Social media contributes to the problem, he said, by spreading the perception that everyone is “doing great.” When we exclusively post our own happy moments, we’re adding to the problem.
“When I do this, I’m contributing to this great deception that is responsible for the great depression we’re seeing,” he said. “We pay a very high price for suppressing painful emotions.”
“Think about fear,” he said. “Courage is not about not having fear. Courage is about having fear and going ahead, anyway.”
Later in the day, Ben-Shahar delivered similar messages to parents, with some added advice centered on the unique role they face as they raise children in the 21st century.
Don’t deprive kids of the opportunity to deal with hardship, he said, because humans need resistance to get stronger, just like our muscles get stronger when we lift weights.
Hardship is central, he said, because today we are living in a world where we are in a “trap of luxury.”

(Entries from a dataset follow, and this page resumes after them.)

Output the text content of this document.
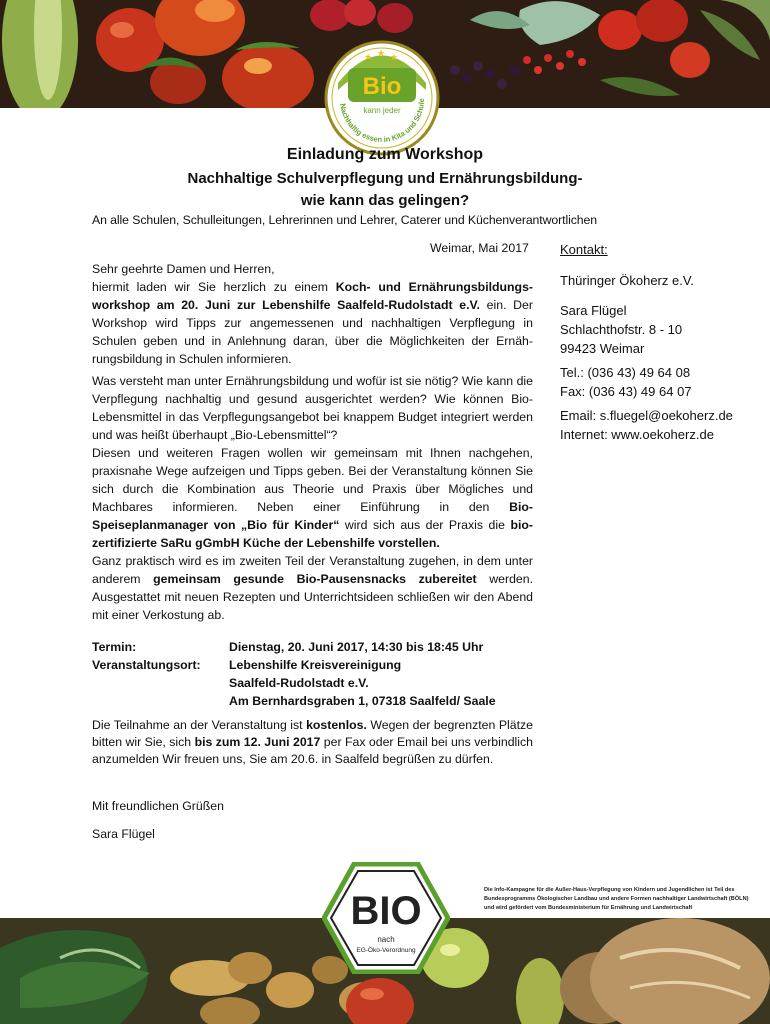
★ ★ ★
Bio
kann jeder
Nachhaltig essen in Kita und Schule
Einladung zum Workshop
Nachhaltige Schulverpflegung und Ernährungsbildung-
wie kann das gelingen?
An alle Schulen, Schulleitungen, Lehrerinnen und Lehrer, Caterer und Küchenverantwortlichen
Weimar, Mai 2017

Sehr geehrte Damen und Herren,

hiermit laden wir Sie herzlich zu einem Koch- und Ernährungsbildungs-workshop am 20. Juni zur Lebenshilfe Saalfeld-Rudolstadt e.V. ein. Der Workshop wird Tipps zur angemessenen und nachhaltigen Verpflegung in Schulen geben und in Anlehnung daran, über die Möglichkeiten der Ernäh-rungsbildung in Schulen informieren.

Was versteht man unter Ernährungsbildung und wofür ist sie nötig? Wie kann die Verpflegung nachhaltig und gesund ausgerichtet werden? Wie können Bio-Lebensmittel in das Verpflegungsangebot bei knappem Budget integriert werden und was heißt überhaupt „Bio-Lebensmittel“?

Diesen und weiteren Fragen wollen wir gemeinsam mit Ihnen nachgehen, praxisnahe Wege aufzeigen und Tipps geben. Bei der Veranstaltung können Sie sich durch die Kombination aus Theorie und Praxis über Mögliches und Machbares informieren. Neben einer Einführung in den Bio-Speiseplanmanager von „Bio für Kinder“ wird sich aus der Praxis die bio-zertifizierte SaRu gGmbH Küche der Lebenshilfe vorstellen.

Ganz praktisch wird es im zweiten Teil der Veranstaltung zugehen, in dem unter anderem gemeinsam gesunde Bio-Pausensnacks zubereitet werden. Ausgestattet mit neuen Rezepten und Unterrichtsideen schließen wir den Abend mit einer Verkostung ab.

Termin:	Dienstag, 20. Juni 2017, 14:30 bis 18:45 Uhr
Veranstaltungsort:	Lebenshilfe Kreisvereinigung
Saalfeld-Rudolstadt e.V.
Am Bernhardsgraben 1, 07318 Saalfeld/ Saale

Die Teilnahme an der Veranstaltung ist kostenlos. Wegen der begrenzten Plätze bitten wir Sie, sich bis zum 12. Juni 2017 per Fax oder Email bei uns verbindlich anzumelden Wir freuen uns, Sie am 20.6. in Saalfeld begrüßen zu dürfen.

Mit freundlichen Grüßen
Sara Flügel
Kontakt:
Thüringer Ökoherz e.V.
Sara Flügel
Schlachthofstr. 8 - 10
99423 Weimar
Tel.: (036 43) 49 64 08
Fax: (036 43) 49 64 07
Email: s.fluegel@oekoherz.de
Internet: www.oekoherz.de
BIO
nach
EG-Öko-Verordnung
Die Info-Kampagne für die Außer-Haus-Verpflegung von Kindern und Jugendlichen ist Teil des Bundesprogramms Ökologischer Landbau und andere Formen nachhaltiger Landwirtschaft (BÖLN) und wird gefördert vom Bundesministerium für Ernährung und Landwirtschaft
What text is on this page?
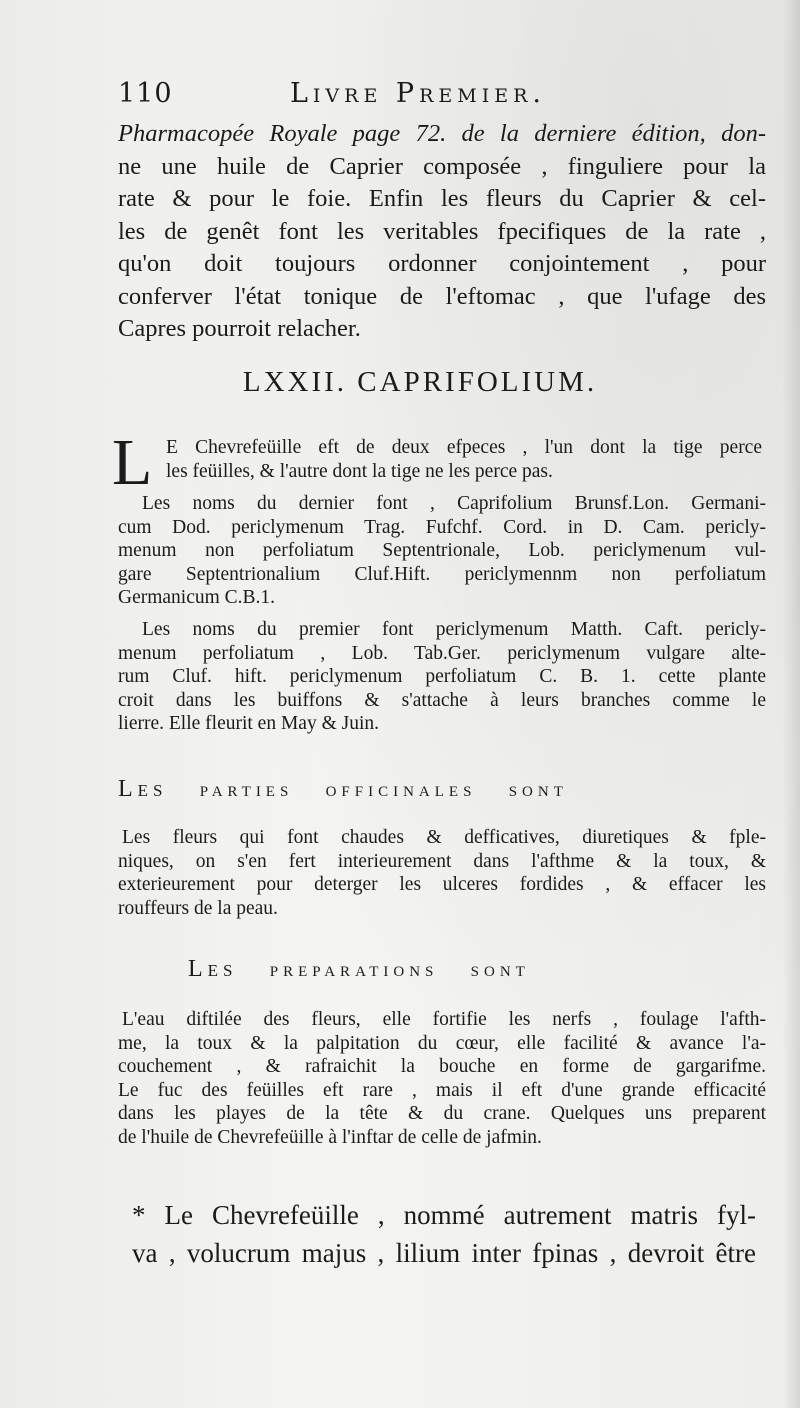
110	Livre Premier.
Pharmacopée Royale page 72. de la derniere édition, don-
ne une huile de Caprier composée , finguliere pour la
rate & pour le foie. Enfin les fleurs du Caprier & cel-
les de genêt font les veritables fpecifiques de la rate ,
qu'on doit toujours ordonner conjointement , pour
conferver l'état tonique de l'eftomac , que l'ufage des
Capres pourroit relacher.
LXXII. CAPRIFOLIUM.
L E Chevrefeüille eft de deux efpeces , l'un dont la tige perce
les feüilles, & l'autre dont la tige ne les perce pas.
Les noms du dernier font , Caprifolium Brunsf.Lon. Germani-
cum Dod. periclymenum Trag. Fufchf. Cord. in D. Cam. pericly-
menum non perfoliatum Septentrionale, Lob. periclymenum vul-
gare Septentrionalium Cluf.Hift. periclymennm non perfoliatum
Germanicum C.B.1.
Les noms du premier font periclymenum Matth. Caft. pericly-
menum perfoliatum , Lob. Tab.Ger. periclymenum vulgare alte-
rum Cluf. hift. periclymenum perfoliatum C. B. 1. cette plante
croit dans les buiffons & s'attache à leurs branches comme le
lierre. Elle fleurit en May & Juin.
Les parties officinales sont
Les fleurs qui font chaudes & defficatives, diuretiques & fple-
niques, on s'en fert interieurement dans l'afthme & la toux, &
exterieurement pour deterger les ulceres fordides , & effacer les
rouffeurs de la peau.
Les preparations sont
L'eau diftilée des fleurs, elle fortifie les nerfs , foulage l'afth-
me, la toux & la palpitation du cœur, elle facilité & avance l'a-
couchement , & rafraichit la bouche en forme de gargarifme.
Le fuc des feüilles eft rare , mais il eft d'une grande efficacité
dans les playes de la tête & du crane. Quelques uns preparent
de l'huile de Chevrefeüille à l'inftar de celle de jafmin.
* Le Chevrefeüille , nommé autrement matris fyl-
va , volucrum majus , lilium inter fpinas , devroit être
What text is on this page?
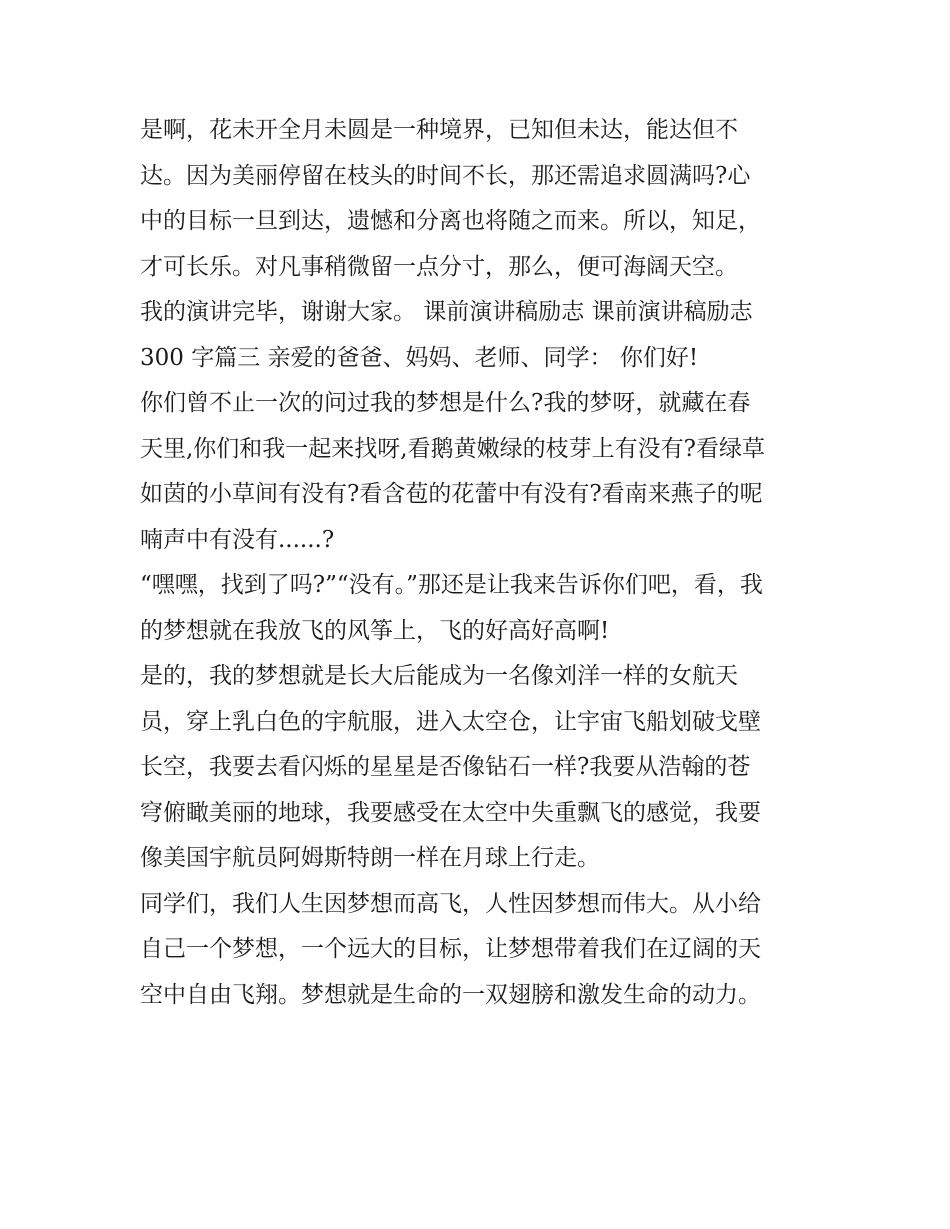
是啊，花未开全月未圆是一种境界，已知但未达，能达但不
达。因为美丽停留在枝头的时间不长，那还需追求圆满吗?心
中的目标一旦到达，遗憾和分离也将随之而来。所以，知足，
才可长乐。对凡事稍微留一点分寸，那么，便可海阔天空。
我的演讲完毕，谢谢大家。 课前演讲稿励志 课前演讲稿励志
300 字篇三 亲爱的爸爸、妈妈、老师、同学： 你们好!
你们曾不止一次的问过我的梦想是什么?我的梦呀，就藏在春
天里,你们和我一起来找呀,看鹅黄嫩绿的枝芽上有没有?看绿草
如茵的小草间有没有?看含苞的花蕾中有没有?看南来燕子的呢
喃声中有没有......?
“嘿嘿，找到了吗?”“没有。”那还是让我来告诉你们吧，看，我
的梦想就在我放飞的风筝上，飞的好高好高啊!
是的，我的梦想就是长大后能成为一名像刘洋一样的女航天
员，穿上乳白色的宇航服，进入太空仓，让宇宙飞船划破戈壁
长空，我要去看闪烁的星星是否像钻石一样?我要从浩翰的苍
穹俯瞰美丽的地球，我要感受在太空中失重飘飞的感觉，我要
像美国宇航员阿姆斯特朗一样在月球上行走。
同学们，我们人生因梦想而高飞，人性因梦想而伟大。从小给
自己一个梦想，一个远大的目标，让梦想带着我们在辽阔的天
空中自由飞翔。梦想就是生命的一双翅膀和激发生命的动力。
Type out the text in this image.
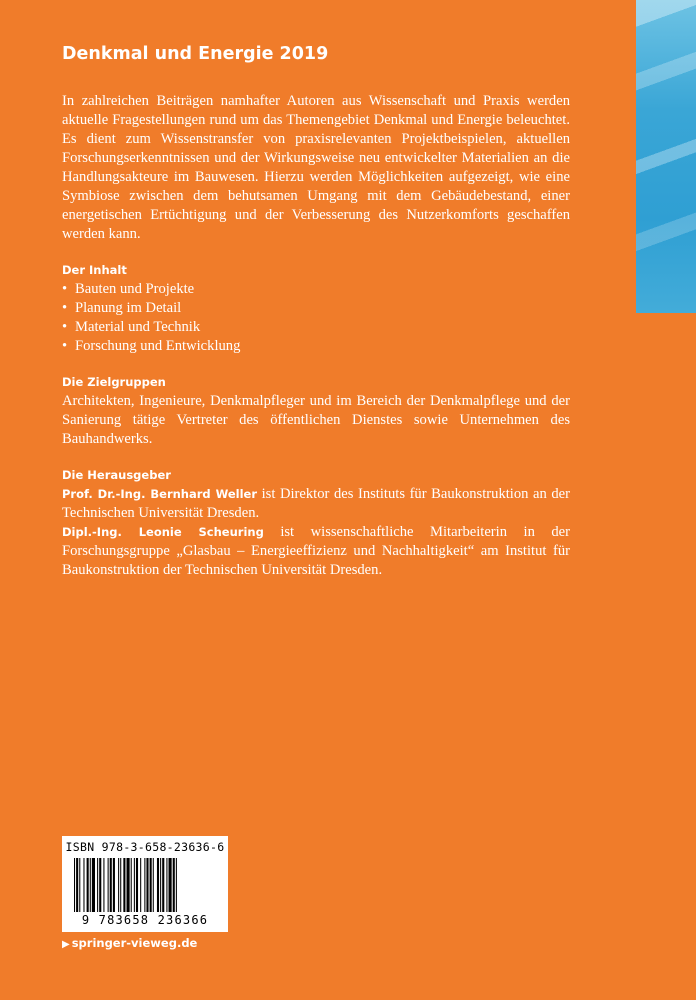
Denkmal und Energie 2019

In zahlreichen Beiträgen namhafter Autoren aus Wissenschaft und Praxis werden aktuelle Fragestellungen rund um das Themengebiet Denkmal und Energie beleuchtet. Es dient zum Wissenstransfer von praxisrelevanten Projektbeispielen, aktuellen Forschungserkenntnissen und der Wirkungsweise neu entwickelter Materialien an die Handlungsakteure im Bauwesen. Hierzu werden Möglichkeiten aufgezeigt, wie eine Symbiose zwischen dem behutsamen Umgang mit dem Gebäudebestand, einer energetischen Ertüchtigung und der Verbesserung des Nutzerkomforts geschaffen werden kann.

Der Inhalt

• Bauten und Projekte
• Planung im Detail
• Material und Technik
• Forschung und Entwicklung

Die Zielgruppen

Architekten, Ingenieure, Denkmalpfleger und im Bereich der Denkmalpflege und der Sanierung tätige Vertreter des öffentlichen Dienstes sowie Unternehmen des Bauhandwerks.

Die Herausgeber

Prof. Dr.-Ing. Bernhard Weller ist Direktor des Instituts für Baukonstruktion an der Technischen Universität Dresden.

Dipl.-Ing. Leonie Scheuring ist wissenschaftliche Mitarbeiterin in der Forschungsgruppe „Glasbau – Energieeffizienz und Nachhaltigkeit“ am Institut für Baukonstruktion der Technischen Universität Dresden.

ISBN 978-3-658-23636-6
9 783658 236366
▶ springer-vieweg.de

Ben-Shahar also offered some marriage advice at his evening talk, and recommended that parents speak to their children about expressing gratitude, meditation, physical fitness, good sleep habits, and other rituals they should do consistently for well-being.
Sports are one of the best antidotes for the screen addiction we are seeing today, he told parents.
Ben-Shahar concluded his morning remarks to students by noting that the pillars are essentially common sense — and he implored his listeners to intentionally practice them to increase both their own well-being and the well-being of those around them.
“What I’m asking you today is to make common sense more common,” he said. “Apply it in your life. Do it. Ritualize it on a regular basis.”
“Happiness, well-being, is contagious,” he said. “If you increase your own level of well-being, you increase the well-being of those around you. You are making the world a better, happier, healthier place. Isn’t this what life is all about?”